Хотя это запрещено любыми инструкциями, но наш архивист не такой, как все. Взял — и примерил куртку Трумпельдора. Оказалось, герой Порт-Артура был меньше его ростом. Вообразите: одна рука вошла в рукав до половины, а второй он свободно жестикулирует.

— Мы приехали двадцать пять лет назад. За эти годы я три раза попадал в теракты. Вернее, находился рядом. Иначе кто бы тебе это рассказывал?.. Как-то иду из Старого города. Вижу — мой автобус. Побежал, а водитель перед носом закрыл дверь. Я выругался и пригрозил кулаком. Сижу, курю. Автобус отъехал на сто метров — и превратился в огонь и дым. В другой раз выхожу с работы, иду за сигаретами, а киоска нет. Вместо него что-то черное и обугленное. В третий раз еду на работу, а вдруг — ба-бах! Все стекла вылетели. Не только в нашем автобусе, но и в домах вокруг.

Тут он махнул рукой в Трумпельдоровом рукаве. Рука вроде не печалилась, но рукав был грустен. Я вспомнил Пьеро. Когда тот смеялся, его рукава горестно опускались.

— Как это говорится? — спросили мой знакомый и рукав Трумпельдоровой куртки. — Эта пуля не моя. Видно, и теракты были не мои.

Неправильно заканчивать на такой ноте. Вот сколько всего сохранилось. И планшет, и куртка, и зубная щетка. Если бы еще — хоть одним глазком! — увидеть Трум-пельдора. Посмотреть, как он идет, смотрит, жестикулирует. Сравнить с тем Иосифом, что мне являлся во сне.

Оказывается, задача выполнимая. Как вы помните, свою эпоху Белоцерковский назвал кинематографической. Вот вам подтверждение. Случилось это, правда, не сразу. Пропустили войну, плен и Петербург. Только в Палестине догадались включить камеру.

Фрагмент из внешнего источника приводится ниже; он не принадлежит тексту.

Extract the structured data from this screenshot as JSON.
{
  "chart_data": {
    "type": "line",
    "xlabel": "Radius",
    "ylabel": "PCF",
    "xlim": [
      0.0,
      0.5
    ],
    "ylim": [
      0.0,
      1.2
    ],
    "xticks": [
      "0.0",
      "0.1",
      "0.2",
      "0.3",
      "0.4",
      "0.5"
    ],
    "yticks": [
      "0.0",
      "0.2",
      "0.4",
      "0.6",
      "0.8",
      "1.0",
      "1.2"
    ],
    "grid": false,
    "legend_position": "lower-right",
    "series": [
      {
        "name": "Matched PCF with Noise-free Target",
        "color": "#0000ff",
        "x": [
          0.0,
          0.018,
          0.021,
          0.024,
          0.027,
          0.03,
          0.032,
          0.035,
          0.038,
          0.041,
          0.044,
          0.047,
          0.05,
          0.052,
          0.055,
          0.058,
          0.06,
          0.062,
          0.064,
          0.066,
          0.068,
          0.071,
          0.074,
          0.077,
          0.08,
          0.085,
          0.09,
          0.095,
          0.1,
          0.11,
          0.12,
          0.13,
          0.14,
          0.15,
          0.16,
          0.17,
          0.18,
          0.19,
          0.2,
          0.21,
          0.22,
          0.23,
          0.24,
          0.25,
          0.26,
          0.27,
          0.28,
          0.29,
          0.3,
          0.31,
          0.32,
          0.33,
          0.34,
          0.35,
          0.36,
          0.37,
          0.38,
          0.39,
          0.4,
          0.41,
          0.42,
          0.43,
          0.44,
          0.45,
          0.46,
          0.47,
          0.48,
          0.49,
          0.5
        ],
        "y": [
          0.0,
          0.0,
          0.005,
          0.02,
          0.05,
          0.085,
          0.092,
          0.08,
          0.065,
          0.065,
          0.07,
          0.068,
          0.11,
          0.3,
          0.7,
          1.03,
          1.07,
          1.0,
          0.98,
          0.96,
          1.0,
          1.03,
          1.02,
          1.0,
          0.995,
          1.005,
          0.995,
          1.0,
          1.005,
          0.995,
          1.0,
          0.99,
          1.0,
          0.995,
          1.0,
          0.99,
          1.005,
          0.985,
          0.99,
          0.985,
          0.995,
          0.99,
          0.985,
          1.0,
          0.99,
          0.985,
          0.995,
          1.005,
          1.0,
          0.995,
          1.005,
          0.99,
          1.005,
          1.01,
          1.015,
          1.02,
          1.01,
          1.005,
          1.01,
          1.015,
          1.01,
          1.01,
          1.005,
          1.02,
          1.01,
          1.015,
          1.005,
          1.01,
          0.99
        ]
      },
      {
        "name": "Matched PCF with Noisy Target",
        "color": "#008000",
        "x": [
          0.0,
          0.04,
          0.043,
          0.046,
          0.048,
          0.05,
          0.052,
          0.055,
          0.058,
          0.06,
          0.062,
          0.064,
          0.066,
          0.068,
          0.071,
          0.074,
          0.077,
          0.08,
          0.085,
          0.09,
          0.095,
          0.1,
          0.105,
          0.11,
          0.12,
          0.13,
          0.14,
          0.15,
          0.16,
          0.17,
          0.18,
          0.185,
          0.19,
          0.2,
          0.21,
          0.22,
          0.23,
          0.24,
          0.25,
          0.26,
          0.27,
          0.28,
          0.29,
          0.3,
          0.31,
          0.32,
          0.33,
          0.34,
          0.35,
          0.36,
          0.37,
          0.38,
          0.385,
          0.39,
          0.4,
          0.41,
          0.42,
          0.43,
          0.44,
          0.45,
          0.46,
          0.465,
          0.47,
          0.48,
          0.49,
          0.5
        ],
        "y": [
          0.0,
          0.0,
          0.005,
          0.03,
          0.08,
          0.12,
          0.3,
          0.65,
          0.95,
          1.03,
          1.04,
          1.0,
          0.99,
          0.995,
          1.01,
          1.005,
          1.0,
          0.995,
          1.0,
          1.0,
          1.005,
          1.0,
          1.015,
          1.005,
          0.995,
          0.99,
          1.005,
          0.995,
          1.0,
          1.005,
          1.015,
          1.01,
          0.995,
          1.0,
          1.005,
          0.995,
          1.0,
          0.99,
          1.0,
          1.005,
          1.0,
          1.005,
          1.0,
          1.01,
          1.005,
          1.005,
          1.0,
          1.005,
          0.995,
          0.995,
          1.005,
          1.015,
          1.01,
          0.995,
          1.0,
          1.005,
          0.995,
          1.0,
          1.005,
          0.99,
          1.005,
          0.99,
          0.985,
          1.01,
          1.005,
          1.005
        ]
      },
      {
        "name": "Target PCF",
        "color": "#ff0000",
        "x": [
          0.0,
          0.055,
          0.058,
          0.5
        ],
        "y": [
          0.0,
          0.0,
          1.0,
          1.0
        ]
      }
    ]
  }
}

Фото свидетельствует о человеке в прошлом, а кино вроде как в настоящем. Эта запись длится шестнадцать секунд. Сколько времени из его жизни явлено, а остальное скрыто во мраке.

Как вы знаете, Трумпельдор много раз начинал заново. Не был солдатом — и стал. Не указывал пути другим, а тут возникла такая необходимость. На сей раз он пахал землю. Делал это так, будто не только что научился, а умел всегда.

Да, еще. Обратите внимание на наброшенный на плечо пиджак. Видно, не хотел, чтобы кто-то подумал: однорукий, а справляется! Конечно, эта мысль мелькнет все равно. Так пусть она будет не первой, а третьей.

Кроме людей на пашне, камера запечатлела двух женщин. Одна поливает цветы, другая хлопочет в курятнике. Еще проезжает грузовик с сеном. Словом, все, как ему нравилось. Столько народа при деле — и он в их числе.

P. S. Вы знаете, что еврей прощается, но не уходит. Я воспользуюсь этим национальным качеством и немного вас задержу. Одна короткая история — и все. Понимаю, что уже было несколько финалов, но этот, возможно, главный.

Помести я эту историю в соответствующем месте, вы бы не обратили на нее внимания. Правильней ее рассказать напоследок — одной ногой еще в тапке, а другой — уже в ботинке.

Итак, было это в Иерусалимском музее истории Израиля. Стоим с приятелем около витрин, посвященных первопоселенцам. Вот их лопаты и мотыги. А на фото они сами. Смотрят из глубин времени и, возможно, видят нас.

Тут на мобильник пришло сообщение. Приятель вынул телефон и стал читать. Затем прочел мне. Потом несколько минут мы молчали.